On September 29, 2010, the Middle East Program hosted a panel discussion entitled, "Envisioning the Two-State Solution: Young Political Leaders from Israel and Palestine," with Ahmad Omeir and Danny Shaket, youth leaders for OneVoice Palestine and OneVoice Israel, respectively. Haleh Esfandiari, Director of the Middle East Program at the Woodrow Wilson Center, moderated the event.

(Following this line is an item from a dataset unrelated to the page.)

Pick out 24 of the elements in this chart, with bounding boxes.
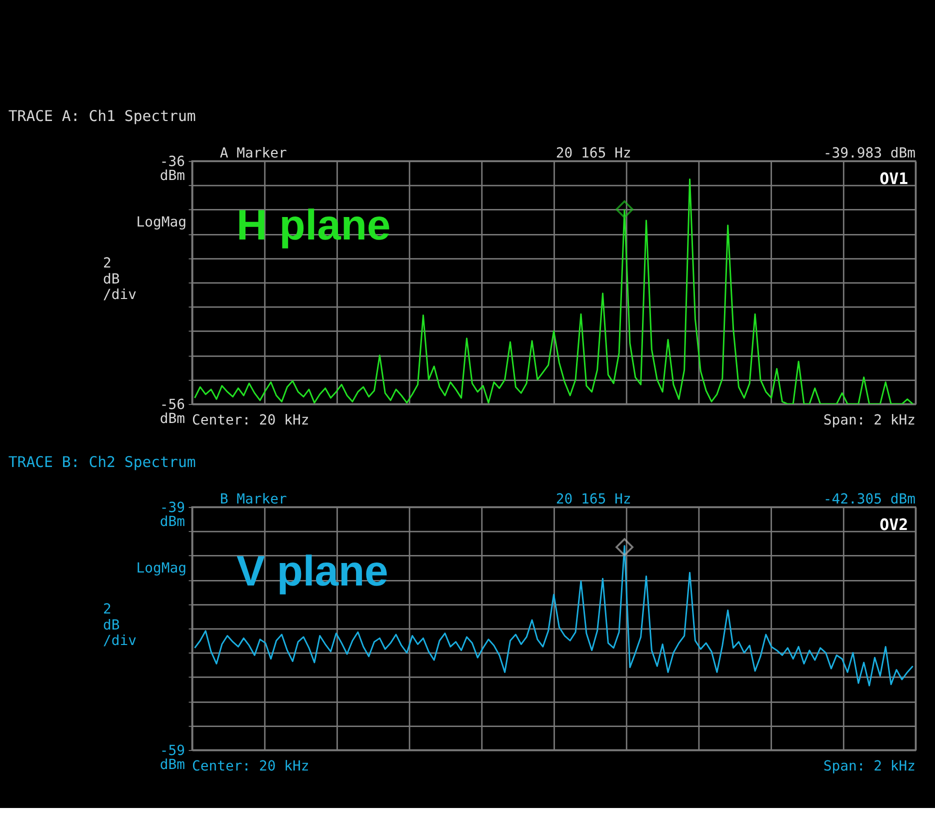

Omeir and Shaket discussed their personal histories in relation to the Israeli-Palestinian conflict and their reasons for joining the OneVoice Movement. Omeir is Palestinian but was born in Kuwait and came to live in the West Bank in 1992. For him, life under occupation was an entirely new experience. Shaket was born in Netanya, Israel near Tel Aviv and, by his description, grew up a "regular" Israeli in a pro-peace household, insulated from the realities of the conflict. Both became acquainted with the conflict's ill effects. Bombings in his hometown during the Second Intifada made Shaket and his family fearful to venture outside. During the same period, Omeir personally witnessed the death of one of his friends. Though these experiences left them emotionally scarred and pessimistic for the future, Omeir and Shaket joined OneVoice because they, like a large number of their peers, are fed up with the constant state of conflict and want to help bring it to an end.

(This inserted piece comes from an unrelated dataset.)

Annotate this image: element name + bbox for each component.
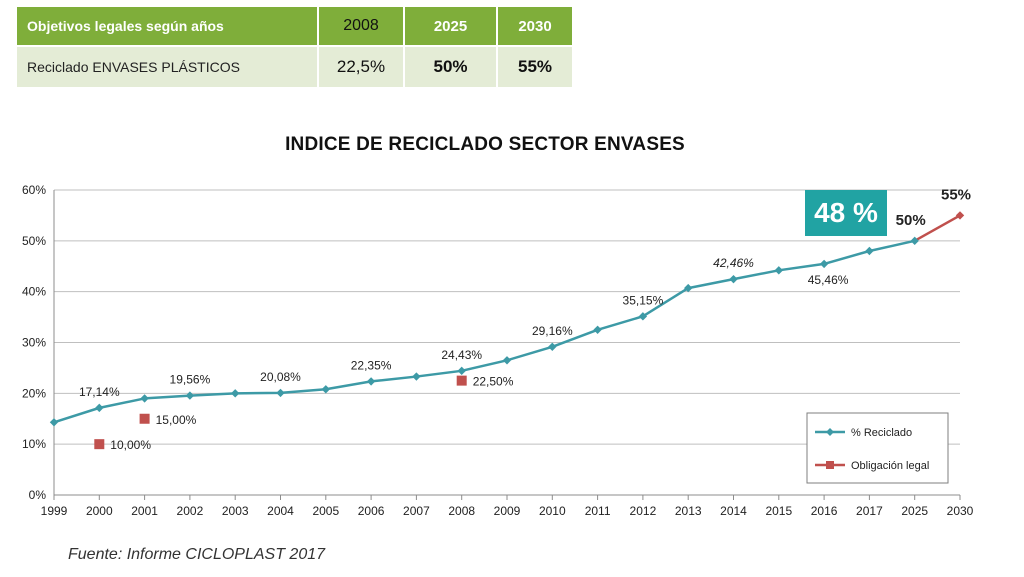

Before joining, the two were skeptical of OneVoice. Speaking to both sides' suspicion of indefinite negotiations, Shaket remarked that he wanted to not only talk but influence the situation for the better. Omeir had similar misgivings: he was not interested in yet another "dialogue group." Yet, they ended up seeing that OneVoice had a practical objective that both found appealing. OneVoice is a grassroots organization. It has offices in Israel and the West Bank, made for and staffed by Israelis and Palestinians, respectively, that work together and in parallel to help build consensus among the two national groups. As the two speakers noted, one of the biggest obstacles to a two-state solution has been the oppositional efforts of extremists on both sides. To counteract this, OneVoice Palestine and OneVoice Israel aim at amplifying the voices of the majorities in both societies that desire two states living side by side in peace and security.
Shaket says that he fears for the future of his country if an agreement is not reached between Israel and the Palestinians. Omeir, however, expressed some optimism despite his colleague's fears. He remarked that a large portion of the Palestinian community¬—63 percent—is between the ages of 15 and 35 and are generally more amenable to a compromise aimed at a two-state solution. Both speakers have a positive attitude towards a resolution of the conflict and reflect the aims of the OneVoice organization.